Christophe : Je ne crois pas qu'on soit spécialement pessimistes, on est plutôt réasliste, ce qui revient peut-être au même quand tu fais du rock en France ...
C : Il y a des périodes où on parle beaucoup de certains groupes et du fait que les Bérus ont arrêté on en parle beaucoup moins. Des groupes comme Parabellum ça fait un moment qu'on a parlé d'eux, ils ne font pas de disques, pour les Shériff c'est pareil. Dans un sens ce n'est pas plus mal : au niveau purement musical, il y a plus d'ouverture qu'avant, il y a beaucoup plus de groupes français qui chantent en anglais et pas obligatoirement dans la lignée "rock alternatif en français". Les gens reviennent plus à la musique. Il y a eu une grande période "rock en français", alors il va y avoir un retour.
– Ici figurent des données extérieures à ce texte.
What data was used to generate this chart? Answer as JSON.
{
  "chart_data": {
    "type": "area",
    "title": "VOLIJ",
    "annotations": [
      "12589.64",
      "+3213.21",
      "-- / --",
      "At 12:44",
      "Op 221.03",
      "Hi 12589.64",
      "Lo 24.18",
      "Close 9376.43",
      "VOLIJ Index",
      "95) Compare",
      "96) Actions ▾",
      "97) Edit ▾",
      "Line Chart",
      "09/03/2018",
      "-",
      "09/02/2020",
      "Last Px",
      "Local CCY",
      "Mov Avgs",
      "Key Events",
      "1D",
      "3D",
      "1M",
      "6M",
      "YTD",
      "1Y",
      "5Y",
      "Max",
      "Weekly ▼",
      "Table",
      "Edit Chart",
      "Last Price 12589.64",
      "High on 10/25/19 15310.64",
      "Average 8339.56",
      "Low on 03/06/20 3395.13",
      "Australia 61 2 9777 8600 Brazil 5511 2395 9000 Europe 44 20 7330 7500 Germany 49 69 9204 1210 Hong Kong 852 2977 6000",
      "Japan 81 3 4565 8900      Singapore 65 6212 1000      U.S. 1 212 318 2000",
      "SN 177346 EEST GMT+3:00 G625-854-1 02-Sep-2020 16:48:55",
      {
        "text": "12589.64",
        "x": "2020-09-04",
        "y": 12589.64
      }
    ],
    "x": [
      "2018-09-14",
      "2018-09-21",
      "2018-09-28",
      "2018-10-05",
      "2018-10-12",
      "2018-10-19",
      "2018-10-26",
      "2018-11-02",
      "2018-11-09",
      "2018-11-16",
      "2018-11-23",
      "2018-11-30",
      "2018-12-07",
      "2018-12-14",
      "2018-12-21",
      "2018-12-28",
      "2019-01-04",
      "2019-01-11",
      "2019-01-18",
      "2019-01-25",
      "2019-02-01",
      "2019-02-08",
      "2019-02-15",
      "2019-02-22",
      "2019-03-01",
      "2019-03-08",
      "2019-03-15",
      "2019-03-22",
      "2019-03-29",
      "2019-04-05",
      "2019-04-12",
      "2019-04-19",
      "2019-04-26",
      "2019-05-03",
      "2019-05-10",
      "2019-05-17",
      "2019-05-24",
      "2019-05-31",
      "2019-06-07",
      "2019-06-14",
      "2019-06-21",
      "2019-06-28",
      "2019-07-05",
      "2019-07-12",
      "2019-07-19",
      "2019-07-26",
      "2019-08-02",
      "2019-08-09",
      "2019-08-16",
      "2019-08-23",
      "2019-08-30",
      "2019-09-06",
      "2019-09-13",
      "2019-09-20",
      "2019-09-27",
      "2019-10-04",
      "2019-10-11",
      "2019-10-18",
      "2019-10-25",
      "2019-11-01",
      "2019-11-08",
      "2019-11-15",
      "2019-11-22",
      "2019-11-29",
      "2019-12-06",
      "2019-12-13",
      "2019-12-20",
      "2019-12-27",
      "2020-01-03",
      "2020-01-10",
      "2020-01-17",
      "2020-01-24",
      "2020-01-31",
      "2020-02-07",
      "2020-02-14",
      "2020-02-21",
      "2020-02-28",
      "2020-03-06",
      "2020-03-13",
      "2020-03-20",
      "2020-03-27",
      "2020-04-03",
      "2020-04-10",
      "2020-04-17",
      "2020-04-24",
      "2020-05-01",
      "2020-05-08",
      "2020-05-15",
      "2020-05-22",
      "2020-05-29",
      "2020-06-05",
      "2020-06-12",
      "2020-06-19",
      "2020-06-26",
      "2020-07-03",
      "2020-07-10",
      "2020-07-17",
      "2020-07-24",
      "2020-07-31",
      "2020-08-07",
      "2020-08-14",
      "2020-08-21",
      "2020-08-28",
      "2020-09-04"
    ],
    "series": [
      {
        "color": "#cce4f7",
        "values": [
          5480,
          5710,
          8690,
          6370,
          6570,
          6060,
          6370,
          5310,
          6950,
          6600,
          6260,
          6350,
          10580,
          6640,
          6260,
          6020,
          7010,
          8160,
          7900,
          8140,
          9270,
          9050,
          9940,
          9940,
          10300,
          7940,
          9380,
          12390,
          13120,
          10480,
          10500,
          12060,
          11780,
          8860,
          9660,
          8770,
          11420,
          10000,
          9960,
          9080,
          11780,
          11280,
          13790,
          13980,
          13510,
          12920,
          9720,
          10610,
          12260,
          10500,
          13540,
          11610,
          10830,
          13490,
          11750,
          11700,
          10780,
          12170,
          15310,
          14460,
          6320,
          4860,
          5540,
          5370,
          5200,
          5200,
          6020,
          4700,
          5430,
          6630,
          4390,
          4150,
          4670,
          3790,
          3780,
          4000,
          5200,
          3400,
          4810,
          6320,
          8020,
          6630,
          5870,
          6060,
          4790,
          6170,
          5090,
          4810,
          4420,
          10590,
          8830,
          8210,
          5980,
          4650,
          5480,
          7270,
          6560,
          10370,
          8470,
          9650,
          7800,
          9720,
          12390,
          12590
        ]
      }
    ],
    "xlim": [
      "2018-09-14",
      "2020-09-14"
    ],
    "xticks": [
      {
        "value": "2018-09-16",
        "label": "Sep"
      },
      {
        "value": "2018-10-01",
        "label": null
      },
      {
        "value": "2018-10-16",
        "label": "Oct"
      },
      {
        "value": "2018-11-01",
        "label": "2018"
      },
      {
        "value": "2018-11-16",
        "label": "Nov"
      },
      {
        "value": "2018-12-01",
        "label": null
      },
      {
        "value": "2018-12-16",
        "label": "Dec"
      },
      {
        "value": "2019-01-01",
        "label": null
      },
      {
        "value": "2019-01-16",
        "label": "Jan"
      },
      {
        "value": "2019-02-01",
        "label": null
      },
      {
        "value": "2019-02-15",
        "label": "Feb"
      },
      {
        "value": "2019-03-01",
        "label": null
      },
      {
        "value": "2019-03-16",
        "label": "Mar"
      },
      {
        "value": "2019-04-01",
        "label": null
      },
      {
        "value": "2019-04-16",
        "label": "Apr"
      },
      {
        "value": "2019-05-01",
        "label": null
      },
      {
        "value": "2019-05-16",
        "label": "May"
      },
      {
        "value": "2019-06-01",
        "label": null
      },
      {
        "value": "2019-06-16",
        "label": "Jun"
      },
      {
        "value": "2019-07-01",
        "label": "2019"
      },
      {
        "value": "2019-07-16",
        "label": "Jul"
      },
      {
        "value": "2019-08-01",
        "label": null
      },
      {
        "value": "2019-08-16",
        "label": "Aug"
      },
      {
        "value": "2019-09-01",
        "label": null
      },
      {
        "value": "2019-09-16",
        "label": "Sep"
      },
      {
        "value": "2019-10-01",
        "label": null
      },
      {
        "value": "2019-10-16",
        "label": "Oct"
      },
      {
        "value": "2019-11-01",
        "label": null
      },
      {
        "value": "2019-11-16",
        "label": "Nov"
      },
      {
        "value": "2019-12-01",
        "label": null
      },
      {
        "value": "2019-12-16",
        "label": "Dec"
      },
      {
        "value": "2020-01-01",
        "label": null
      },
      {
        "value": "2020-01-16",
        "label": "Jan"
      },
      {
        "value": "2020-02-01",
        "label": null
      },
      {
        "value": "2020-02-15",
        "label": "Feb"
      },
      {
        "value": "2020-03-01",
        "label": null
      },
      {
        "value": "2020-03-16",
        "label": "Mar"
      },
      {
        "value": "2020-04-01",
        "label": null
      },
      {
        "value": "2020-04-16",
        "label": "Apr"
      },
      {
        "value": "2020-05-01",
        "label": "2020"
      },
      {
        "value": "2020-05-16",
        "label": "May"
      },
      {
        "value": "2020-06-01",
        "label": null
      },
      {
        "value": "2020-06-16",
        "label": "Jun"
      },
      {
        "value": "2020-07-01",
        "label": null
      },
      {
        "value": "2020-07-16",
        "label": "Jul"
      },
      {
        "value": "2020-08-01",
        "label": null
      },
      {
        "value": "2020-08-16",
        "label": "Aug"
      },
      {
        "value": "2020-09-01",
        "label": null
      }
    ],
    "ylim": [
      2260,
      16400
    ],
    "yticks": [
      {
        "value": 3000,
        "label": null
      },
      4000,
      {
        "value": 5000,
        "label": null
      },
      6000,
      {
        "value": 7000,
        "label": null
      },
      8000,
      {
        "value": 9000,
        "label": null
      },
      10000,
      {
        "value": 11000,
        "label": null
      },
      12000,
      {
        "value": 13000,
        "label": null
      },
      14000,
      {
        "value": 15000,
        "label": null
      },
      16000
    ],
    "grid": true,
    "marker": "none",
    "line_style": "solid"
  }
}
C : Bien sûr. C'est pour ça que les articles parus dans les grands journaux nationaux du style de Best, disant : "Le rock alternatif est mort" est complètement débile. Le rock alternatif est mort, ça voudrait dire qu'il n'y a plus de rock en France. Le rock est alternatif depuis le début. Le rock en France, reste marginal et s'adresse à des gens qui n'ont pas envie de rester dans le système des majors companies.
C : J'admire beaucoup un groupe comme les Bérus, même s'ils ont déliré à la fin, parce qu'ils ont réussi à garder la tête froide en vendant 50000 disques. Alors qu'il y a des groupes dits "alternatifs" qu'on connaît qui, à leur place auraient pris la grosse tête. De toute façon, c'est un peu comme dans une organisation politique : il y a beaucoup de gens qui y sont parce que leurs copains y sont, c'est un phénomène de mode et ils sont les premiers à tout lacher dès qu'ils ont obtenu un p'tit quelque chose. Ceux qui tiennent un vrai discours radical et qui s'y tiennent sont peu nombreux. Il y en a plein qui retournent leur veste.
E : Au début de notre carrière, on a décidé de tester tous les labels français, on a fait Gougnaf, Closer, New Rose, maintenant on fait Bondage. Ce qui s'est passé, c'est qu'en France on n'a jamais été très satisfait de ce qui s'était passé pour nous sur les différents labels. Des problèmes tous différents les uns des autres suivant les labels. Depuis très longtemps Bondage était un label qui nous intéressait beaucoup. On aimait bien les gens qui étaient à l'intérieur, mais l'image ne nous correspondait pas vraiment : Les Bérus ou Ludwig, c'est une certaine ligne musicale. On n'est pas complètement éloigné ou étranger à ce phénomène, mais on aurait détonné dans le label et on n'avait pas envie de ça.
Puis, il y a eu une opportunité : Bondage a élargi ses goûts musicaux, notamment avec ce qui est sorti sur Stop It Baby (Hard Ons, Shifters ...) ...
C : Si on avait été chez Bondage pendant leur grande époque, quand les Bérus avaient un énorme succès, ça aurait fait opportuniste. Y aller en ce moment c'est vraiment le contraire, vu qu'on est allé chez eux au pire moment.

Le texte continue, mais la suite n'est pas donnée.